Philip Lutzenkirchen is the No.1 scoring tight end in
Auburn history. He also owns AU's single-season record for touchdowns at
his position. He's had not one, not two, but three game-winning
touchdowns to his name. And while Philip's thankful for his recognition
on the field it's not how the well-known Auburn figure wants the world
to remember him.
"Football is football," Lutzenkirchen said. "At some point its going to end for me. I'd much rather be known for what I've done off of the field and impacting peoples lives than how many touchdowns or catches I've had."
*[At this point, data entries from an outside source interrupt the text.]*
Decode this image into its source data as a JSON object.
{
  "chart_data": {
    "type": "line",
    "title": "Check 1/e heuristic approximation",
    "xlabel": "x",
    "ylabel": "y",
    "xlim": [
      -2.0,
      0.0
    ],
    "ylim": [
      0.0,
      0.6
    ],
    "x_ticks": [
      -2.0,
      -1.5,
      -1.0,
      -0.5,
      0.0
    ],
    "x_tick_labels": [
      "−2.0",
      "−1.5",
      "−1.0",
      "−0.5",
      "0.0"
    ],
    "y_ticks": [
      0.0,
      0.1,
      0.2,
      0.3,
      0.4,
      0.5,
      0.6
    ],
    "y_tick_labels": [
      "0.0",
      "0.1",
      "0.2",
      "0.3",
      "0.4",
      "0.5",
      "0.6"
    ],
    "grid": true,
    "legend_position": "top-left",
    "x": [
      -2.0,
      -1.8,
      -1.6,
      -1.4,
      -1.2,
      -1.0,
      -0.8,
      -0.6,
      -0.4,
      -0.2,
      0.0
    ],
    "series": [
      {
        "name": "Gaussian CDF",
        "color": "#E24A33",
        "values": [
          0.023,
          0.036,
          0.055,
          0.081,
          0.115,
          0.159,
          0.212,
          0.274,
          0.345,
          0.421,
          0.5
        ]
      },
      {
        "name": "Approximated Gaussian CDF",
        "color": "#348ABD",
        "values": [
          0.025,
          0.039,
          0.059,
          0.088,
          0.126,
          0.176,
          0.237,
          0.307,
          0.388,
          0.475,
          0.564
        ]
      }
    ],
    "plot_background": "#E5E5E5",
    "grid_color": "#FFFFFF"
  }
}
Although Philip isn't one to talk publicly about his off the-field service, his team has noticed that he isn't your normal run-of the mill division one athlete.
"Just to see the way he impacts lives not just as a football player, but as an Auburn man. As a guy that's really a Christ-ly man that lives his life right. Kids are touched by him. When he speaks they listen."
Visiting struggling children isn't anything out of the ordinary for Philip. So when he got wind of an 11-year old girl named Bailey from his hometown of Atlanta who was recently diagnosed with bone cancer he jumped at the opportunity.
"It was cool watching him walk up," said Bailey Moody. "He was coming to see me. He was huge. He heard I had cancer and was having surgery soon. He wanted to cheer me up."
It's clear Philip's friendship has made a deep impact on Bailey who went from playing guard for her gradeschool basketball team to hearing a bone cancer diagnosis within a matter of 48 hours. For Bailey having a sports-figure like Philip to look to was exactly what she needed.
"He recognizes that he's got an opportunity to do more with playing football than just being on the field on Saturdays," said Bailey's father, Patrick Moody. "He recognizes that he can use that to make a difference elsewhere. That's important to him and you can tell he takes it very seriously."
Even if Philip goes go down in the record-books as Auburn's greatest tight-end, Bailey and the Moody's are certain his impact on their family will be remembered much more than what he accomplished on the field.